In this context, it is of particular concern that food commercials targeting children generally reflect a diet that is associated with increased risk of obesity and dental caries in childhood.[Citation7] Consultations regarding food diet are one of the key factors in the prevention of dental caries and reducing the risk of its development. The specific recommendations for each child should be given after diagnosing any food deficiencies and/or excesses in their regular food regime, and alternatives should be provided. Complex actions such as the European Commission ‘School Fruit’ Scheme [Citation21] and the amendments for offering healthy foods in schools and kindergartens will in time create a healthy food model for children. The frequent consumption of low-molecular carbohydrate foods such as pasta products, sweet foods and fizzy drinks with added sugar will, in more than half of the children studied, increase the risk of caries development,[Citation1,Citation3,Citation12] as most children do not have a proper food regime.

The dentist must regulate the carbohydrate intake and food habits in children and encourage a healthy diet that helps the prevention of caries and helps maintain an overall good oral health.

Rashkova et al. determine oral hygiene, carbohydrate meal viscosity of saliva and its buffer capacity, the incidence of caries of their parents and the social status of the family as the highest risk factors for the development of caries in children studied in Bulgaria.

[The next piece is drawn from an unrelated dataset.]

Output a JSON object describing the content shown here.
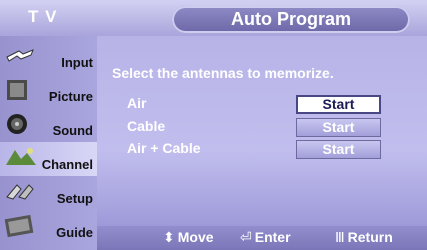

For the management of dental caries is required an integrated approach, including a risk assessment of dental caries and correction of risk factors and recommendations for healthy behaviours, especially in terms of diet and oral hygiene by dentists.[Citation22]

Conclusions

Our survey on the eating habits and caries risk in 100 children from Bulgaria aged 6–12 years showed that there is low consumption of caries protective foods at the expense of food bearing a high risk of caries. The results highlight the important role of the dentist in giving consultations regarding food diet for the prevention of dental caries and reducing the risk of its development. The specific recommendations for each child should be given after diagnosing any food deficiencies and/or excesses in their regular food regime, and alternatives should be provided. Complex actions such as the European Programme ‘School Fruit’ and the amendments for offering healthy foods in schools and kindergartens should be encouraged.

Additional information

Funding

This study was supported by the Medical University of Sofia [grant number 1 (2011)].